Ich wollte schon als Kind Schriftstellerin werden. Neben meinem Bett lagen Stift und Papier, ich dachte mir Buchtitel aus und notierte sie. Die Jahre vergingen, Arbeit, Krankheit, Verluste und die Liebe traten in mein Leben. Die Idee, ein Buch zu schreiben, verließ mich bei all dem nie – es war mehr als nur ein Wunsch. Es war ein Horizont, zu dem ich mich auf dem Weg befand. Irgendwann würde ich ein Buch schreiben, das wusste ich. Aber worüber? Über meine Krebserkrankung und darüber, wie diese mein Leben beeinflusst hat? So ein Buch würde ich selbst nicht lesen wollen, warum sollte ich es dann schreiben?

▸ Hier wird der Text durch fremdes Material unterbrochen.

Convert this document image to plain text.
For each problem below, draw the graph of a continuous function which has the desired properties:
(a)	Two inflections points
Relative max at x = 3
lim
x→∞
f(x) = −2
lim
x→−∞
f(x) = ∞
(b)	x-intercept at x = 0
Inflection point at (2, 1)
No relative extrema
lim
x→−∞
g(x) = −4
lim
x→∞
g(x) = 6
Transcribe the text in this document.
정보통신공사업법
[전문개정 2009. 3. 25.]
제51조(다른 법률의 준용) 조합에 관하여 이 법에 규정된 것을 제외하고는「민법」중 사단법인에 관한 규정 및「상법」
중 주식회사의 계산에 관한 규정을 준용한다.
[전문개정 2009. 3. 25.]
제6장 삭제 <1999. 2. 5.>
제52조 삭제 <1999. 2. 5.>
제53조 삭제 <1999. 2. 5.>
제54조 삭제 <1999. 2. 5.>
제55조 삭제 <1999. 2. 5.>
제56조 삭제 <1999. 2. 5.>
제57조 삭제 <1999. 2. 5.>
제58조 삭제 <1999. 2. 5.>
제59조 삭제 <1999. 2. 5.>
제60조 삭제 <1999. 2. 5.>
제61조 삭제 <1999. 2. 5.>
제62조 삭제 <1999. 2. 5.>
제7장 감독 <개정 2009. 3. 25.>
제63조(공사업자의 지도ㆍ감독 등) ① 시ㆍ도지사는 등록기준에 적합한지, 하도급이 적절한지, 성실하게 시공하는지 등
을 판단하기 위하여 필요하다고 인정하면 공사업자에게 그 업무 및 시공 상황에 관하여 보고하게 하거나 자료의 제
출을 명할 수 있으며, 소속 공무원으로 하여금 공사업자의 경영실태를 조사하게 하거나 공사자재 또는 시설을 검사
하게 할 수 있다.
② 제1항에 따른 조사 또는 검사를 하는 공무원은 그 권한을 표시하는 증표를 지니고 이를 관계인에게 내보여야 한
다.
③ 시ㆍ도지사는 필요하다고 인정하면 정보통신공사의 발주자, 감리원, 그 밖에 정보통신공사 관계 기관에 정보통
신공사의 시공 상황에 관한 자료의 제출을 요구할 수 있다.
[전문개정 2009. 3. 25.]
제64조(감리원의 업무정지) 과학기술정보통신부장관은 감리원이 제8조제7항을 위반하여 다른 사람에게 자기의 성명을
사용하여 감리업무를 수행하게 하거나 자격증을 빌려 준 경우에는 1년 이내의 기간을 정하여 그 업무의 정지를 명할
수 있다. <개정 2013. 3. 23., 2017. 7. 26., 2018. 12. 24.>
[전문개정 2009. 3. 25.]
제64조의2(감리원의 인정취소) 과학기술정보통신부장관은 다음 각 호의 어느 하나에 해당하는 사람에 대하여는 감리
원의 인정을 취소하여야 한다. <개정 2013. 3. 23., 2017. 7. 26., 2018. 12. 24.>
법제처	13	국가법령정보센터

Mit Anfang vierzig wusste ich es plötzlich: Es sollte ein Kinderbuch werden: weniger Worte, mehr Poesie. Ich nahm an einem Schreibkurs der Kinderbuchautorin Mireille Geus teil. Dort entstand die Idee von Martin, Max und Rosa und ihrer Reise. Was sie genau erleben würden, wusste ich noch nicht. Die Geschichte entwickelte sich zunächst langsam, wie eine parallele Welt, die Faser für Faser neben meinem Alltag enstand.
Das ist für mich das Schönste beim Schreiben: eine neue Wirklichkeit zu schaffen. Jedes Detail kreirt man selbst, es existieren nur die Dinge, die ich zum Leben erwecke – und dann wird diese Welt irgendwann so real, dass eine Interaktion entsteht. Das klingt vielleicht eigenartig, aber bei mir geschieht dies. Ich frage meine Hauptpersonen regelmäßig, was sie wollen, und so stammt die Geschichte letztlich nicht nur von mir, sondern auch von Martin, Max und Rosa. – Es war ein Prozess der stetigen Umwandlung, bei der es darum ging, Bilder zu formen und sie dann in Worte umzusetzen. Und es ging um die Umwandlung von Erfahrenem in Fiktion. Und dann, Schritt für Schritt, begannen die Hauptpersonen immer deutlicher, die Geschichte meines eigenen Lebens zu erzählen. Die Geschichte vom Umgang mit Verlusten – ein universelles Thema, das sich auf kein Lebensalter beschränkt.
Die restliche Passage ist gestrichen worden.